Nie żyje Kryspin Garski. Wielki pasjonat i popularyzator biegania. Człowiek życzliwy i serdeczny. Miał 46 lat.

W życiu Kryspina sport obecny był od najmłodszych lat. Najpierw piłka nożna, potem całkowicie zawładnęło nim bieganie. Jego debiut w zawodach przypadł na Grand Prix Bytowa, w którym od razu pobiegł na 10 km. „Debiut bez żadnych rewelacji, ale dla mnie ogromna radość i satysfakcja. A co najważniejsze, bardzo mi się spodobało. Można by zapytać, co konkretnie się spodobało? Przecież nie wygrałem, nie pobiłem rekordu biegu, ani nic innego co mogłoby powalić na kolana.
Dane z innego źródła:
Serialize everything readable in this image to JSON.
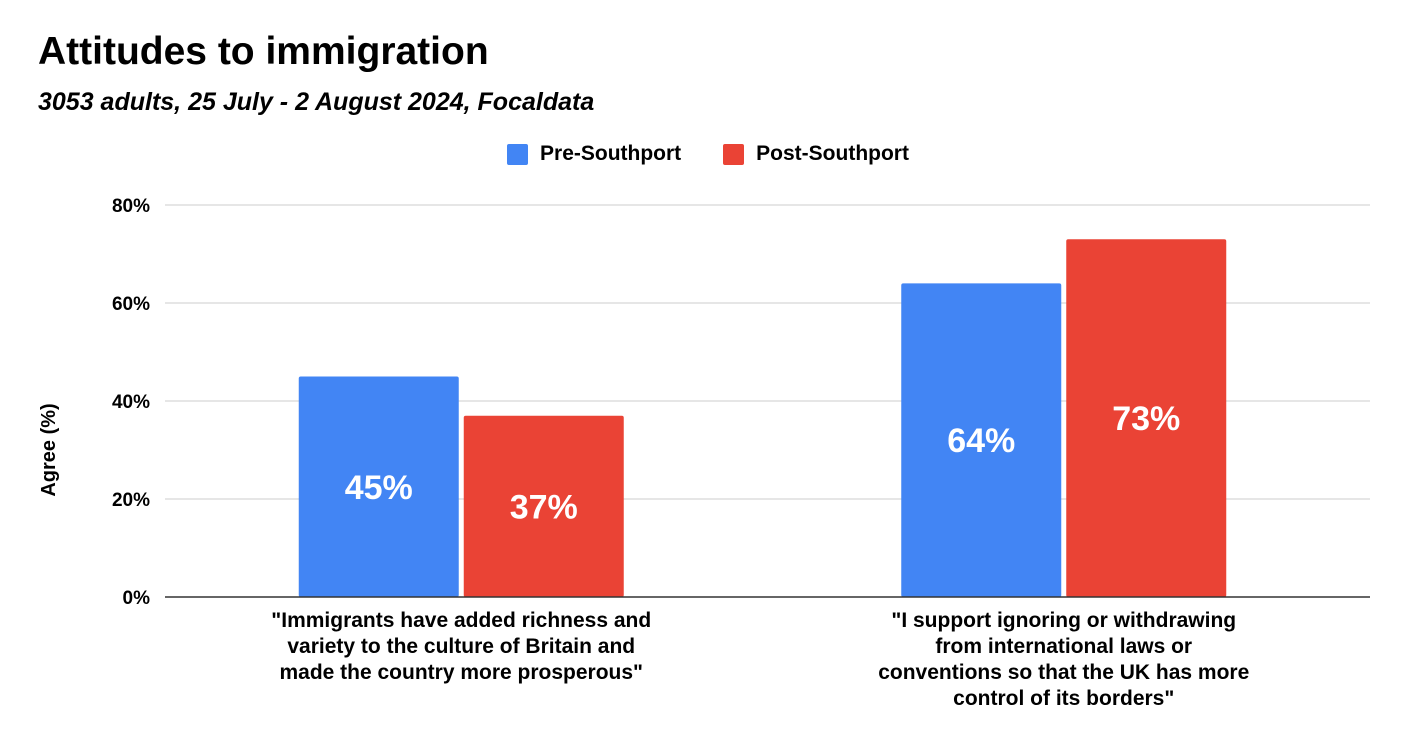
{
  "chart_data": {
    "type": "bar",
    "title": "Attitudes to immigration",
    "subtitle": "3053 adults, 25 July - 2 August 2024, Focaldata",
    "ylabel": "Agree (%)",
    "xlabel": "",
    "ylim": [
      0,
      80
    ],
    "yticks": [
      0,
      20,
      40,
      60,
      80
    ],
    "ytick_labels": [
      "0%",
      "20%",
      "40%",
      "60%",
      "80%"
    ],
    "grid": true,
    "legend_position": "top-center",
    "categories": [
      "\"Immigrants have added richness and variety to the culture of Britain and made the country more prosperous\"",
      "\"I support ignoring or withdrawing from international laws or conventions so that the UK has more control of its borders\""
    ],
    "category_lines": [
      [
        "\"Immigrants have added richness and",
        "variety to the culture of Britain and",
        "made the country more prosperous\""
      ],
      [
        "\"I support ignoring or withdrawing",
        "from international laws or",
        "conventions so that the UK has more",
        "control of its borders\""
      ]
    ],
    "series": [
      {
        "name": "Pre-Southport",
        "color": "#4285f4",
        "values": [
          45,
          64
        ],
        "labels": [
          "45%",
          "64%"
        ]
      },
      {
        "name": "Post-Southport",
        "color": "#ea4335",
        "values": [
          37,
          73
        ],
        "labels": [
          "37%",
          "73%"
        ]
      }
    ]
  }
}
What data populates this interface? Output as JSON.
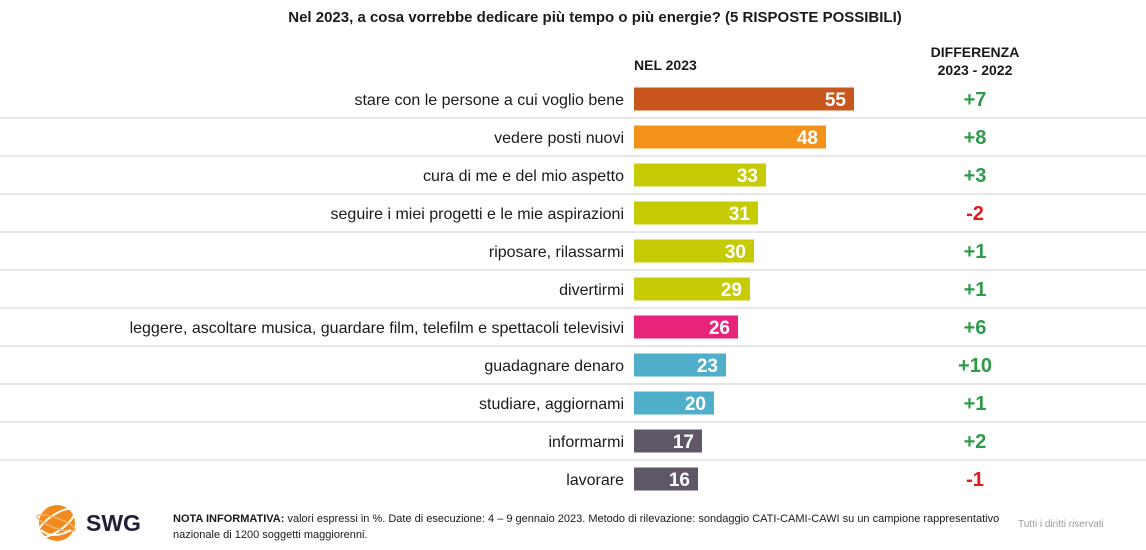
{
  "chart_data": {
    "type": "bar",
    "orientation": "horizontal",
    "title": "Nel 2023, a cosa vorrebbe dedicare più tempo o più energie? (5 RISPOSTE POSSIBILI)",
    "column_header_value": "NEL 2023",
    "column_header_diff_line1": "DIFFERENZA",
    "column_header_diff_line2": "2023 - 2022",
    "xlim": [
      0,
      100
    ],
    "categories": [
      "stare con le persone a cui voglio bene",
      "vedere posti nuovi",
      "cura di me e del mio aspetto",
      "seguire i miei progetti e le mie aspirazioni",
      "riposare, rilassarmi",
      "divertirmi",
      "leggere, ascoltare musica, guardare film, telefilm e spettacoli televisivi",
      "guadagnare denaro",
      "studiare, aggiornami",
      "informarmi",
      "lavorare"
    ],
    "values": [
      55,
      48,
      33,
      31,
      30,
      29,
      26,
      23,
      20,
      17,
      16
    ],
    "differences": [
      "+7",
      "+8",
      "+3",
      "-2",
      "+1",
      "+1",
      "+6",
      "+10",
      "+1",
      "+2",
      "-1"
    ],
    "bar_colors": [
      "#c9561c",
      "#f2921a",
      "#c5cc05",
      "#c5cc05",
      "#c5cc05",
      "#c5cc05",
      "#e8237a",
      "#4faec9",
      "#4faec9",
      "#5f5666",
      "#5f5666"
    ],
    "positive_color": "#2e9a4a",
    "negative_color": "#e01b1b",
    "grid": false
  },
  "footer": {
    "brand": "SWG",
    "note_bold": "NOTA INFORMATIVA:",
    "note_text": " valori espressi in %. Date di esecuzione: 4 – 9 gennaio 2023. Metodo di rilevazione: sondaggio CATI-CAMI-CAWI su un campione rappresentativo nazionale di 1200 soggetti maggiorenni.",
    "rights": "Tutti i diritti riservati"
  }
}
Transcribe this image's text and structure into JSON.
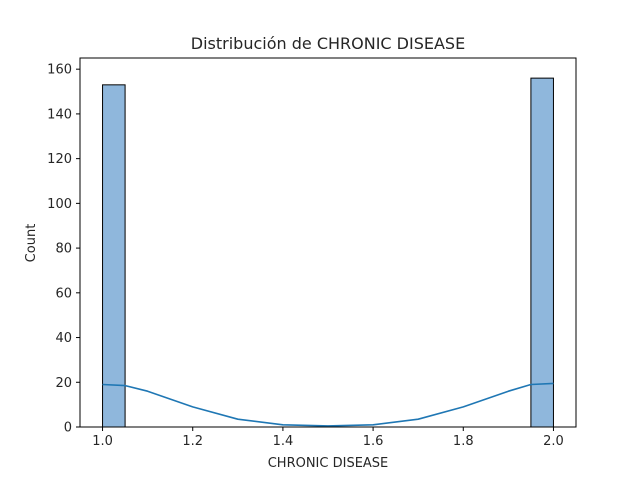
{
  "chart_data": {
    "type": "bar",
    "subtype": "histogram-with-kde",
    "title": "Distribución de CHRONIC DISEASE",
    "xlabel": "CHRONIC DISEASE",
    "ylabel": "Count",
    "xlim": [
      0.95,
      2.05
    ],
    "ylim": [
      0,
      165
    ],
    "x_ticks": [
      "1.0",
      "1.2",
      "1.4",
      "1.6",
      "1.8",
      "2.0"
    ],
    "y_ticks": [
      "0",
      "20",
      "40",
      "60",
      "80",
      "100",
      "120",
      "140",
      "160"
    ],
    "bins": [
      {
        "x_start": 1.0,
        "x_end": 1.05,
        "count": 153
      },
      {
        "x_start": 1.95,
        "x_end": 2.0,
        "count": 156
      }
    ],
    "kde": {
      "x": [
        1.0,
        1.05,
        1.1,
        1.2,
        1.3,
        1.4,
        1.5,
        1.6,
        1.7,
        1.8,
        1.9,
        1.95,
        2.0
      ],
      "y": [
        19,
        18.5,
        16,
        9,
        3.5,
        1,
        0.5,
        1,
        3.5,
        9,
        16,
        19,
        19.5
      ]
    },
    "grid": false,
    "colors": {
      "bar_fill": "#8fb7dc",
      "bar_edge": "#000000",
      "kde_line": "#1f77b4"
    }
  }
}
Ale dla mnie sam start, pokonywanie dystansu z tyłu za najlepszymi bez spoglądania na zegarek, na czas, jaki osiągnąłem, były dla mnie ogromnym przeżyciem” - wspominał. Niedługo potem jako 15-latek z powodzeniem wystartował w Maratonie Warszawskim. W ciągu 30 lat Kryspin ukończył ponad 600 biegów. Lubił rodzinne wyjazdy, w których bieganie można było połączyć ze zwiedzaniem okolicy. Radość sprawiał mu jednak nie tylko udział w zawodach, ale także każde inne bieganie: w pielgrzymkach na Jasną Górę, po Smolarni, na ścieżce zdrowia, czy po nasypie kolejowym. Niekiedy trasy pokonywał sam, innym razem w większym gronie. Od lat wraz z żoną Asią mówili o sobie, że „zarażają bieganiem”. Cieszył się, gdy kogoś namówił do biegania, czy jakiejkolwiek innej aktywności ruchowej. Równie dobrze mogła być to jazda rowerem, marsz nordic walking. Kochał ludzi i wszyscy byli dla niego równie ważni: ci młodzi i ci, starsi. Dla każdego miał dobre słowo, uśmiech, służył radą i pomocą, cieszył się z sukcesów innych. Jednak i on - tak jak każdy - dźwigał swoje życiowe ciężary. Niewielu wiedziało, że cierpiał na przewlekłą chorobę, która od czasu do czasu boleśnie dawała o sobie znać i utrudniała mu normalne funkcjonowanie. Nie lubił jednak o tym mówić.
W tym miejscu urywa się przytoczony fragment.